Rest in Peace, PoP.  You are greatly missed.

 

PoP Aguon’s World Famous Bread Pudding

Recipe by Pedro “PoP” Aguon
as shared by his daughter, Arlene Sablan Aguon
PoP Augon's World Famous Bread Pudding

PoP Augon’s World Famous Bread Pudding

 

PoP’s daughter, Arlene, says this about making PoP’s World Famous Bread Pudding:

“Please note that my father DID NOT measure his ingredients, so I am attempting to record what I saw.  He usually prepared a huge banquet sized pan of pudding for our gatherings so you can downsize as needed.

An IMPORTANT PoP Aguon SECRET:  for 1 cup of cubed bread, use 1 cup whole milk, 1 egg, 1 1/2 tablespoons sugar, 2 tablespoons butter and 1 teaspoon vanilla extract.  This will be the foundation for your bread pudding custard base.”

INGREDIENTS:

1 loaf of FRESH bread (white, wheat, whole grain, according to your taste).  Break it down to small 1/2 inch cubes or torn pieces.  Lay the bread pieces in a prepared buttered or Smart Balance/Pam sprayed heavy pan.  (One loaf = 12 cups of bread pieces).

Bread Pudding Base:
  • 12 cups of cubed/torn bread (layered loosely in your pan)
  • 12 large eggs
  • 12 cups of whole milk
  • 1 cup of butter or margarine
  • 1 cup of sugar or more to your taste
  • 1/4 cup of pure vanilla extract (don’t use imitation)
  • 1 teaspoon salt
Custard Topping:
  • 6 eggs
  • 1 cup of sugar
  • 1/4 cup of cornstarch
  • 6 cups of milk
  • 1 cup of softened butter
  • 1 teaspoon salt
  • 6 teaspoons of vanilla extract
  • Cinnamon or nutmeg
Directions for Bread Pudding Base:

1.  Slowly beat your eggs, butter, salt and gradually add your milk and mix until fully incorporated.  Add your vanilla.  Gently pour your wet custard solution over your bread in the pan.  IMPORTANT:  Do not push down the bread.  Let the bread NATURALLY soak up the wet mixture for at least 15-20 minutes.

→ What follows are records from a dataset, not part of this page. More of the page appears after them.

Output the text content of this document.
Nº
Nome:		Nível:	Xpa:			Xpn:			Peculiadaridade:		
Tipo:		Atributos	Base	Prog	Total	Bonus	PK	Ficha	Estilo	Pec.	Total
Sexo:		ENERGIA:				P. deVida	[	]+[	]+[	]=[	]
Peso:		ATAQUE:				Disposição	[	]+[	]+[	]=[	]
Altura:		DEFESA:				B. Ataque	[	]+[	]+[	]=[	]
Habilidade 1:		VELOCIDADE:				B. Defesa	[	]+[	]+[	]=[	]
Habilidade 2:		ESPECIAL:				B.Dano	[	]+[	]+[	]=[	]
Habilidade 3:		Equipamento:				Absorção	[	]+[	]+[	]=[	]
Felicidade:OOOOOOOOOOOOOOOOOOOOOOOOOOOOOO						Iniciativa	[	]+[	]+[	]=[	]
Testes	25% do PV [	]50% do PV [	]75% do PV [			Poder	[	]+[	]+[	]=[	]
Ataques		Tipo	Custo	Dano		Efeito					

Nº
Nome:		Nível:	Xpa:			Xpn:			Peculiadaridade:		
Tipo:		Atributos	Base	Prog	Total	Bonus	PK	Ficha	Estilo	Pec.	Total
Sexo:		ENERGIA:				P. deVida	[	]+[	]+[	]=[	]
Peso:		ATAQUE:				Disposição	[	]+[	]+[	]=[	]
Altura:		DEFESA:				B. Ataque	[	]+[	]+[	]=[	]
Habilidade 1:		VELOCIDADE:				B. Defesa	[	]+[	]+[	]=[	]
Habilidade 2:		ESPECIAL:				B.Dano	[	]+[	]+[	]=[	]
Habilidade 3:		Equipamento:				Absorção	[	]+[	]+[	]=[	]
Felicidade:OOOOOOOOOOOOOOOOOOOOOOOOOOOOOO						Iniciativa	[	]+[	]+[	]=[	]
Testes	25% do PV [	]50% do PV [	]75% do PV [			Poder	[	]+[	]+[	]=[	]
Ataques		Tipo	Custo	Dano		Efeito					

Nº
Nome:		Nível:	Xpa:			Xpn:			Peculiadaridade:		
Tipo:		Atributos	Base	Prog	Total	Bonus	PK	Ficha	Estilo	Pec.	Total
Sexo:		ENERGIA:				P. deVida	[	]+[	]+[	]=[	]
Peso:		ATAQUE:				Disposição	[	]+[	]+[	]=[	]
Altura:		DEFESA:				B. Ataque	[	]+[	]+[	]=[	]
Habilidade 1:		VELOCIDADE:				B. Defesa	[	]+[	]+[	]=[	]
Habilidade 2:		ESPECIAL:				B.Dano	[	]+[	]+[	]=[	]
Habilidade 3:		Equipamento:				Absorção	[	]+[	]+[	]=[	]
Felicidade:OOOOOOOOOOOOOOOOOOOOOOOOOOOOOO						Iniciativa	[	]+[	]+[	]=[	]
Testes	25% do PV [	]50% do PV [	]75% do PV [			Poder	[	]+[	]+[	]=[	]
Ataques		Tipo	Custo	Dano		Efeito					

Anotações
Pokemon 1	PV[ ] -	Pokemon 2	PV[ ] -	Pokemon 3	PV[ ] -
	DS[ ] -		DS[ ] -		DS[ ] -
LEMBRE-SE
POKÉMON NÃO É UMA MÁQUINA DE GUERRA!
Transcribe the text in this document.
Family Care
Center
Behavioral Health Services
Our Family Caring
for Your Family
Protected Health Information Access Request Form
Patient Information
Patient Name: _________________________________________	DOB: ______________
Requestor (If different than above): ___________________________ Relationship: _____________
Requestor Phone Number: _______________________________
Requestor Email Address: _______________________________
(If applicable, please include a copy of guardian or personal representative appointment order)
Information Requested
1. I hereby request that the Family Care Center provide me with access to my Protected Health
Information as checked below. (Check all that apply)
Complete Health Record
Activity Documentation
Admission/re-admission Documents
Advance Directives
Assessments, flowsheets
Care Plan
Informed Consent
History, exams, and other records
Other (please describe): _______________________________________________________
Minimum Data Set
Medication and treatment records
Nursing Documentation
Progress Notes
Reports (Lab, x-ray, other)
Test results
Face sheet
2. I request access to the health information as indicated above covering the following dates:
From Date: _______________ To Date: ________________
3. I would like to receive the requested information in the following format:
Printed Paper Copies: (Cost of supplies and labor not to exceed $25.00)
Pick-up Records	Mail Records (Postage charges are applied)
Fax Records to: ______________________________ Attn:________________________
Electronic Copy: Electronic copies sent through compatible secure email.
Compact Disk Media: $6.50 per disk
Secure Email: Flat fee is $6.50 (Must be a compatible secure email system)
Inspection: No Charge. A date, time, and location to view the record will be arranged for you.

2.  Place the pan in a pre-heated oven set at 350 degrees.  Bake for an hour and a half.  Your bread pudding base will puff up to a soufflé texture.  DO NOT PIERCE OR TOUCH!  The soufflé texture will be jiggly.  Remove and set on a rack to cool.  As the bread base cools the soufflé texture will start to compact and settle.

Directions for Custard Topping:

1.  Whip the eggs, sugar, cornstarch, 1 cup of milk, butter, and salt in your blender or with an electric mixer.  Meanwhile, in a heavy saucepan on low heat, warm the rest of your milk on a low setting (DO NOT SCALD your milk on a high setting).  Gradually add your mixture into the warm milk and constantly stir, so your eggs will be tempered.  Stir from the sides and bring to the middle of your saucepan to prevent lumping.

2.  Once the custard starts to thicken and bubble, cook to the desired consistency. PoP did not make his custard thick like Latiya.  He made it a little runny so it will seep into every nook and crevice of the bread pudding base.  Remove from heat and add your vanilla extract.  Cool for at least 15 minutes then pour the custard over the bread pudding base.  Sprinkle the top with cinnamon and ENJOY.